Cet accord, initialement prévu pour prendre fin le 26 janvier 2025 avec le retrait total des forces israéliennes, a été prolongé jusqu’au 18 février 2025. Cette extension, annoncée par la Maison-Blanche, est censée permettre des négociations sur des questions sensibles, notamment la libération des prisonniers libanais capturés après le 7 octobre 2023.

L’extension du cessez-le-feu : une nécessité sous haute tension

La décision d’étendre le cessez-le-feu de près d’un mois a été annoncée par les États-Unis, garants de l’accord aux côtés de l’ONU. Selon un communiqué de la Maison-Blanche, cette prolongation permettra au Liban, à Israël et aux États-Unis d’entamer des négociations sur des questions restées en suspens, notamment le sort des prisonniers libanais détenus par Israël.

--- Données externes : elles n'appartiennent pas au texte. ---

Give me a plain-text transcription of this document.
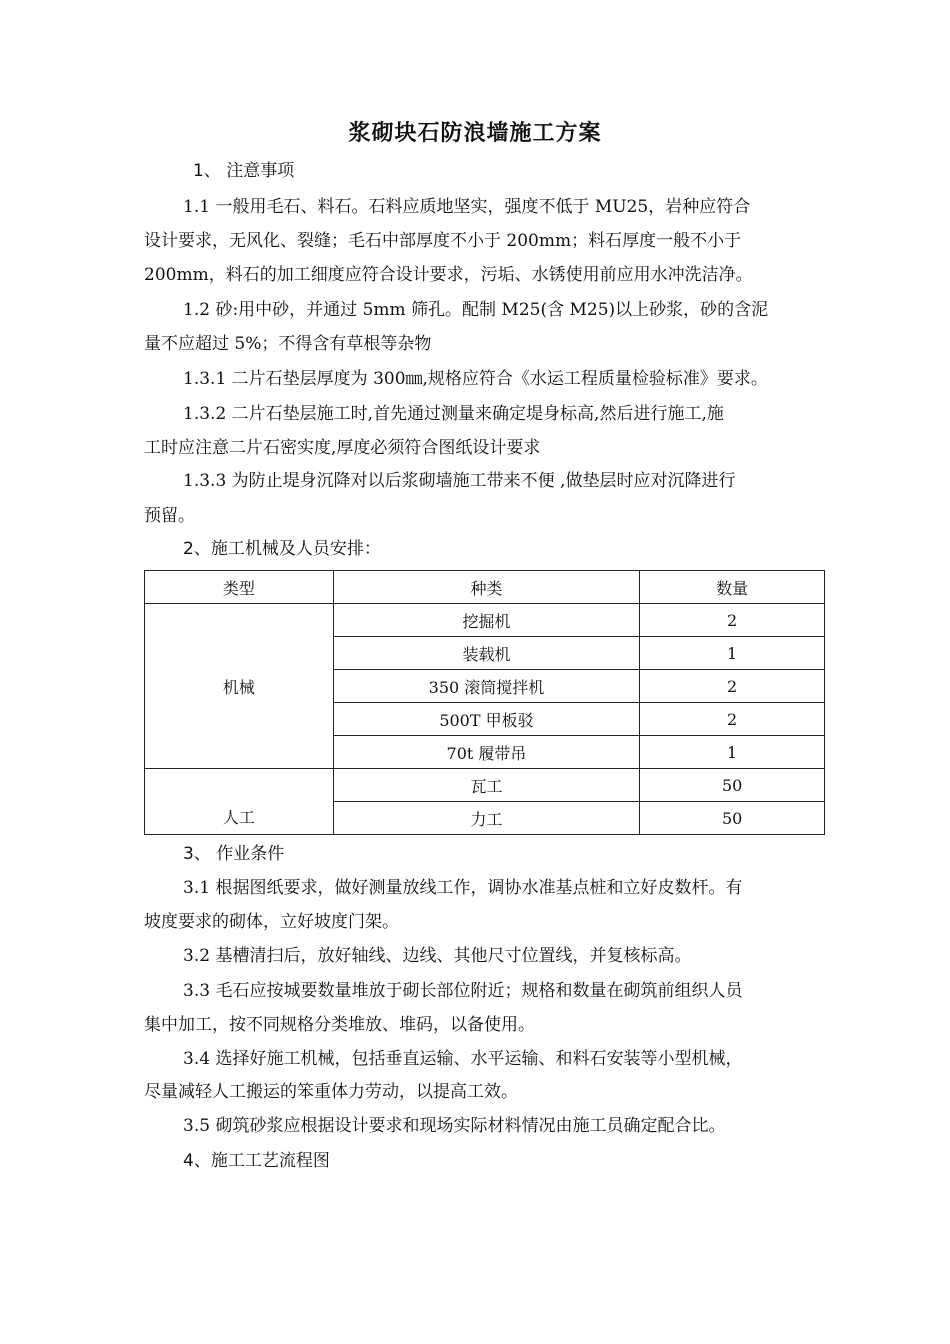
浆砌块石防浪墙施工方案
1、 注意事项
1.1 一般用毛石、料石。石料应质地坚实，强度不低于 MU25，岩种应符合
设计要求，无风化、裂缝；毛石中部厚度不小于 200mm；料石厚度一般不小于
200mm，料石的加工细度应符合设计要求，污垢、水锈使用前应用水冲洗洁净。
1.2 砂:用中砂，并通过 5mm 筛孔。配制 M25(含 M25)以上砂浆，砂的含泥
量不应超过 5%；不得含有草根等杂物
1.3.1 二片石垫层厚度为 300㎜,规格应符合《水运工程质量检验标准》要求。
1.3.2 二片石垫层施工时,首先通过测量来确定堤身标高,然后进行施工,施
工时应注意二片石密实度,厚度必须符合图纸设计要求
1.3.3 为防止堤身沉降对以后浆砌墙施工带来不便 ,做垫层时应对沉降进行
预留。
2、施工机械及人员安排：
类型	种类	数量
机械	挖掘机	2
	装载机	1
	350 滚筒搅拌机	2
	500T 甲板驳	2
	70t 履带吊	1
人工	瓦工	50
	力工	50
3、 作业条件
3.1 根据图纸要求，做好测量放线工作，调协水准基点桩和立好皮数杆。有
坡度要求的砌体，立好坡度门架。
3.2 基槽清扫后，放好轴线、边线、其他尺寸位置线，并复核标高。
3.3 毛石应按城要数量堆放于砌长部位附近；规格和数量在砌筑前组织人员
集中加工，按不同规格分类堆放、堆码，以备使用。
3.4 选择好施工机械，包括垂直运输、水平运输、和料石安装等小型机械，
尽量减轻人工搬运的笨重体力劳动，以提高工效。
3.5 砌筑砂浆应根据设计要求和现场实际材料情况由施工员确定配合比。
4、施工工艺流程图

Cette extension a pour but d’éviter une reprise des hostilités, alors que les violations du cessez-le-feu se multiplient. Les Nations unies, par l’intermédiaire de la Force intérimaire des Nations unies au Liban (FINUL), ont exprimé leur préoccupation face à l’incapacité des deux parties à respecter les délais prévus dans l’accord initial. La FINUL a rappelé que ces violations compromettent la sécurité et le retour des civils dans les villages frontaliers.

Retour des civils : un pari risqué

Le retour des populations dans les villages frontaliers du sud du Liban reste au cœur des préoccupations. Alors que le cessez-le-feu devait initialement permettre un retour sécurisé des déplacés, les tirs israéliens de dimanche montrent que les conditions pour un tel retour ne sont toujours pas réunies. Selon les Nations unies, la présence continue des troupes israéliennes et les tirs indiscriminés sur les civils entravent gravement le processus.

Des centaines de personnes tentent néanmoins de regagner leurs maisons, souvent dans des zones où la destruction et les dangers restent omniprésents. Les autorités libanaises, appuyées par la FINUL, ont appelé les habitants à suivre les consignes des forces armées libanaises pour garantir leur sécurité.

La réponse internationale : pressions et diplomatie

Face à la montée des tensions, la communauté internationale a intensifié ses efforts pour préserver le cessez-le-feu. Le président français Emmanuel Macron, également impliqué dans la médiation, a exhorté Israël à respecter ses engagements, notamment le retrait de ses troupes des zones occupées. Il a également insisté sur l’urgence de mettre fin aux violations répétées des termes de l’accord.

Les Nations unies ont, pour leur part, souligné l’importance de la pleine mise en œuvre de la résolution 1701 du Conseil de sécurité. Cette résolution, adoptée en 2006, reste le cadre principal pour garantir la stabilité au sud du Liban, en exigeant notamment le retrait total des forces israéliennes, le désarmement des groupes armés non autorisés et le déploiement des forces armées libanaises.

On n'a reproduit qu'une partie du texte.